The Marginal DBA

You Have A Performance Problem; What Do You Do?

Brent Ozar had a blog post about what hardware you can purchase with the price of two cores of Enterprise Edition and argues that you should probably spend some more money on hardware.  Gianluca Sartori has a blog post along similar lines.  By contrast, Andre Kamman had an entire SQLBits talk about not throwing hardware at the problem.  And finally, Jen McCown argues that you should spend the money on Enterprise Edition.  When you have a performance problem, who’s right?

The answer is, all of them.  And to head off any comments, my first paragraph is mostly a setup; ask any of these authors and I’m sure they’ll tell you that “it depends” is the right answer.  The purpose of this post is to dig a bit deeper and discuss when each of these points is the correct answer, looking at things from an economist’s perspective.

Detour Into Basic Economics

Before I get too deep into application of economic principles to the world of database administration, let’s cover these principles really quick so we’re all on the same page.

Scarcity

Your data center is only so big.  Your rack can only hold so many servers.  Your credit card has a limit, and so does your bank account.  At some point, your budget runs out.  And even if your budget is phenomenal, there are technological limits to how big a server can be, or even how big a cluster of servers can be.  No matter how much cash, how many top-tier experts, and how much time you have available, there is always a limit.

I’ve personally never had to worry about hitting the 128 TB RAM limit in Windows Server 2012 R2.  Even if you had a server capable of using 128 TB of RAM, I’m sure it’d be so expensive that there’s no way I’d ever be allowed near it.

This, in short, is scarcity:  you will always run out of resources before you run out of problems.

Opportunity Cost

In a world of scarcity, we can figure out the true cost of something:  what is the next-best alternative to this?  For example, let’s say we have the option to buy $100K worth of hardware.  What other alternatives exist?  We could bring in a consultant and pay that person $100K to tune queries.  We could send the current staff out for $100K worth of training.  We could hire a new person at $100K (although this is a stream of income rather than a one-time payment, so it’s a bit trickier of an answer).  Or we could buy $100K worth of software to help solve our problem.  Dollar values here simply help focus the mind; even without currencies, we can still understand the basic concept:  the actual cost of a good or service is what you forego when you decide to make the trade to obtain that good or service.

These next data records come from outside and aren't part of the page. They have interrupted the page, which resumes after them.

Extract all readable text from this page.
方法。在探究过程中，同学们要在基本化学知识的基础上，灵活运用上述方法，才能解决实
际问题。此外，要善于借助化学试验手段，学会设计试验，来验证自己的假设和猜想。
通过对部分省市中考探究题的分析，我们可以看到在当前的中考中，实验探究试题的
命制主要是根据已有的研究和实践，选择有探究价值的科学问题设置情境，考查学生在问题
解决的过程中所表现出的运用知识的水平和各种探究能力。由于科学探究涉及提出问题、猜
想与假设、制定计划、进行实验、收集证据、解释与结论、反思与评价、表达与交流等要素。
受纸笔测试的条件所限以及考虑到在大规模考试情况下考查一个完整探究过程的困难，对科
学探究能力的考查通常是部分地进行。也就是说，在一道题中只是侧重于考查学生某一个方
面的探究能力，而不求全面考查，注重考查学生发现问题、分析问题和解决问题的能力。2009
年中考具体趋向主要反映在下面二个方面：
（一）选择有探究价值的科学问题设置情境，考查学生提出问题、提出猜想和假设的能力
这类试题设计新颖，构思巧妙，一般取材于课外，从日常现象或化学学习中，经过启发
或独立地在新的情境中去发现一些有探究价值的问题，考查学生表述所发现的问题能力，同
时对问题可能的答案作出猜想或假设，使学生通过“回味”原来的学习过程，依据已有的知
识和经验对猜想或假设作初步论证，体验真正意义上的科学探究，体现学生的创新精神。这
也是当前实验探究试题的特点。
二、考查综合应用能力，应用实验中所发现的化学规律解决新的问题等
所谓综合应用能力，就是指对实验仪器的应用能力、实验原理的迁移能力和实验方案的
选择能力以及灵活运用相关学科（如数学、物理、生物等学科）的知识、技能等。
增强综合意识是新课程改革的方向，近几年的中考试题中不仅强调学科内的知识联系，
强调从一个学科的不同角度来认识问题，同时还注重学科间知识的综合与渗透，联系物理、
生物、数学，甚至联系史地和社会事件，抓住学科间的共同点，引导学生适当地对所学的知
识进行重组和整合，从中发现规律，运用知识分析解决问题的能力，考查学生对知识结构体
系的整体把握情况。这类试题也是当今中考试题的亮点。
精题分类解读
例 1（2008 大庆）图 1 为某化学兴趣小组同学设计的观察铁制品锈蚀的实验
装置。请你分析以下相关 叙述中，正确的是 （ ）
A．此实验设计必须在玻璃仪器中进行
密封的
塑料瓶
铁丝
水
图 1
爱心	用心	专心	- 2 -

Understanding opportunity cost is critical to making good decisions.  It also helps lead into the third major topic today.

Marginal Utility

One of the toughest problems of pre-Marginal Revolution economics was the diamond paradox.  The short version of the diamond paradox is as follows:  water is more valuable than diamonds, in the sense that a person can live with water but no diamonds, but not vice versa.  So why is water so inexpensive, yet diamonds are so expensive?

The answer is in marginal utility.  The idea behind marginal utility is that your valuation of a thing changes as you obtain more of that thing.  The first glass of water for a thirsty man in the desert is worth quite a bit; the 900th glass of water, not so much.  In hardware terms, going from 8 GB of RAM to 16 GB of RAM is worth more to you than going from 192 GB to 200 GB.  The 8-16 jump allows you to do quite a bit that you might not have been able to do before; the jump from 192 to 200, even though it is the same total RAM difference, opens many fewer doors.

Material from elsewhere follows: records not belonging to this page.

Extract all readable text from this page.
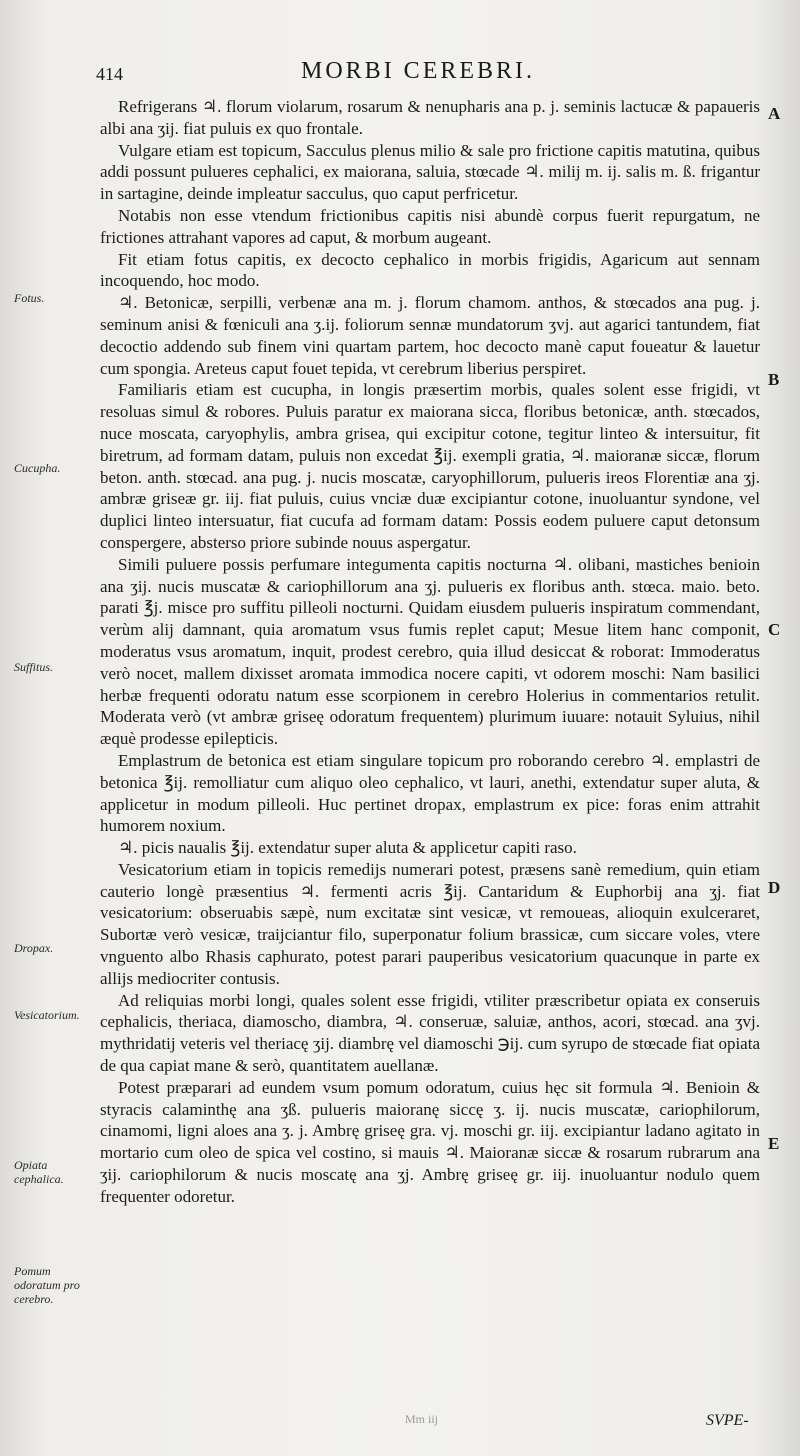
414	MORBI CEREBRI.

Refrigerans ♃. florum violarum, rosarum & nenupharis ana p. j. seminis lactucæ & papaueris albi ana ʒij. fiat puluis ex quo frontale.

Vulgare etiam est topicum, Sacculus plenus milio & sale pro frictione capitis matutina, quibus addi possunt pulueres cephalici, ex maiorana, saluia, stœcade ♃. milij m. ij. salis m. ß. frigantur in sartagine, deinde impleatur sacculus, quo caput perfricetur.

Notabis non esse vtendum frictionibus capitis nisi abundè corpus fuerit repurgatum, ne frictiones attrahant vapores ad caput, & morbum augeant.

Fit etiam fotus capitis, ex decocto cephalico in morbis frigidis, Agaricum aut sennam incoquendo, hoc modo.

♃. Betonicæ, serpilli, verbenæ ana m. j. florum chamom. anthos, & stœcados ana pug. j. seminum anisi & fœniculi ana ʒ.ij. foliorum sennæ mundatorum ʒvj. aut agarici tantundem, fiat decoctio addendo sub finem vini quartam partem, hoc decocto manè caput foueatur & lauetur cum spongia. Areteus caput fouet tepida, vt cerebrum liberius perspiret.

Familiaris etiam est cucupha, in longis præsertim morbis, quales solent esse frigidi, vt resoluas simul & robores. Puluis paratur ex maiorana sicca, floribus betonicæ, anth. stœcados, nuce moscata, caryophylis, ambra grisea, qui excipitur cotone, tegitur linteo & intersuitur, fit biretrum, ad formam datam, puluis non excedat ℥ij. exempli gratia, ♃. maioranæ siccæ, florum beton. anth. stœcad. ana pug. j. nucis moscatæ, caryophillorum, pulueris ireos Florentiæ ana ʒj. ambræ griseæ gr. iij. fiat puluis, cuius vnciæ duæ excipiantur cotone, inuoluantur syndone, vel duplici linteo intersuatur, fiat cucufa ad formam datam: Possis eodem puluere caput detonsum conspergere, absterso priore subinde nouus aspergatur.

Simili puluere possis perfumare integumenta capitis nocturna ♃. olibani, mastiches benioin ana ʒij. nucis muscatæ & cariophillorum ana ʒj. pulueris ex floribus anth. stœca. maio. beto. parati ℥j. misce pro suffitu pilleoli nocturni. Quidam eiusdem pulueris inspiratum commendant, verùm alij damnant, quia aromatum vsus fumis replet caput; Mesue litem hanc componit, moderatus vsus aromatum, inquit, prodest cerebro, quia illud desiccat & roborat: Immoderatus verò nocet, mallem dixisset aromata immodica nocere capiti, vt odorem moschi: Nam basilici herbæ frequenti odoratu natum esse scorpionem in cerebro Holerius in commentarios retulit. Moderata verò (vt ambræ griseę odoratum frequentem) plurimum iuuare: notauit Syluius, nihil æquè prodesse epilepticis.

Emplastrum de betonica est etiam singulare topicum pro roborando cerebro ♃. emplastri de betonica ℥ij. remolliatur cum aliquo oleo cephalico, vt lauri, anethi, extendatur super aluta, & applicetur in modum pilleoli. Huc pertinet dropax, emplastrum ex pice: foras enim attrahit humorem noxium.

♃. picis naualis ℥ij. extendatur super aluta & applicetur capiti raso.

Vesicatorium etiam in topicis remedijs numerari potest, præsens sanè remedium, quin etiam cauterio longè præsentius ♃. fermenti acris ℥ij. Cantaridum & Euphorbij ana ʒj. fiat vesicatorium: obseruabis sæpè, num excitatæ sint vesicæ, vt remoueas, alioquin exulceraret, Subortæ verò vesicæ, traijciantur filo, superponatur folium brassicæ, cum siccare voles, vtere vnguento albo Rhasis caphurato, potest parari pauperibus vesicatorium quacunque in parte ex allijs mediocriter contusis.

Ad reliquias morbi longi, quales solent esse frigidi, vtiliter præscribetur opiata ex conseruis cephalicis, theriaca, diamoscho, diambra, ♃. conseruæ, saluiæ, anthos, acori, stœcad. ana ʒvj. mythridatij veteris vel theriacę ʒij. diambrę vel diamoschi ℈ij. cum syrupo de stœcade fiat opiata de qua capiat mane & serò, quantitatem auellanæ.

Potest præparari ad eundem vsum pomum odoratum, cuius hęc sit formula ♃. Benioin & styracis calaminthę ana ʒß. pulueris maioranę siccę ʒ. ij. nucis muscatæ, cariophilorum, cinamomi, ligni aloes ana ʒ. j. Ambrę griseę gra. vj. moschi gr. iij. excipiantur ladano agitato in mortario cum oleo de spica vel costino, si mauis ♃. Maioranæ siccæ & rosarum rubrarum ana ʒij. cariophilorum & nucis moscatę ana ʒj. Ambrę griseę gr. iij. inuoluantur nodulo quem frequenter odoretur.

Fotus.
Cucupha.
Suffitus.
Dropax.
Vesicatorium.
Opiata cephalica.
Pomum odoratum pro cerebro.
A
B
C
D
E
Mm iij	SVPE-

Detour’s Over; Back To The Main Point

Armed with these principles of economics, let’s dive into the problem.  To keep things simple, I’m going to think about three competing areas for our IT budgets:

  1. Purchasing newer, better, or more hardware
  2. Paying people to write better code or tune application performance
  3. Purchasing Enterprise Edition licenses rather than Standard Edition (or APS appliances rather than Enterprise Edition)

Applying the scarcity principle first, we know we can’t afford all of these things.  If your company can afford all of the items on the list, then this whole topic’s moot.  But honestly, I’ve never seen a company whose budget was so unlimited that they could keep hiring more and more people to fix code while buying more and more hardware and getting more and more expensive software.  At some point, you hit a limit and need to make the hard decision.

Here’s a simplistic interpretation of those limits:

LinearConstraints1.png

In this example, I have a set of hardware, queries, and SQL Server versions that I allocate to OLTP processing and OLAP processing.  I have three constraints (which I’ve made linear for the sake of simplicity):  hardware, application code, and SQL Server versions.  The idea behind this two-dimensional linear constraint picture is that you are able to pick any point on the X-Y plane which is less than or equal to ALL constraints.  In other words, you can pick any spot in the purple-lined section of the image.

Taking this scenario, the application is tuned reasonably well and the version of SQL Server isn’t going to help us much; we simply don’t have powerful enough hardware.  This might be something like trying to run a production SQL Server instance on 8 GB of RAM, or running on 5400 RPM hard drives.  Even if we hire people to tune queries like mad and push the red boundary out further, it doesn’t matter:  we will still have the same bottlenecks.

By contrast, in this case, if we purchase new hardware, we can shift the purple curve out.  Let’s say we get some fancy new hardware which solves the bottleneck.  Now our constraint problem might look something like the following:

LinearConstraints2.png

We still need to pick a spot somewhere in the purple-lined section, but notice that our constraint is no longer hardware.  In fact, we have two potential constraints:  version limitations and application limitations.  The answer to “what do we need to do?” just got a bit more difficult.  If we are in a situation in which we lean heavily toward OLTP activity, our next bottleneck is the application:  now it’s time to rewrite queries to perform a bit better.  By contrast, if we’re in a big warehouse environment, we will want to upgrade our servers to take advantage of OLAP features we can’t get in Standard Edition (e.g., clustered columnstore indexes or partitioning).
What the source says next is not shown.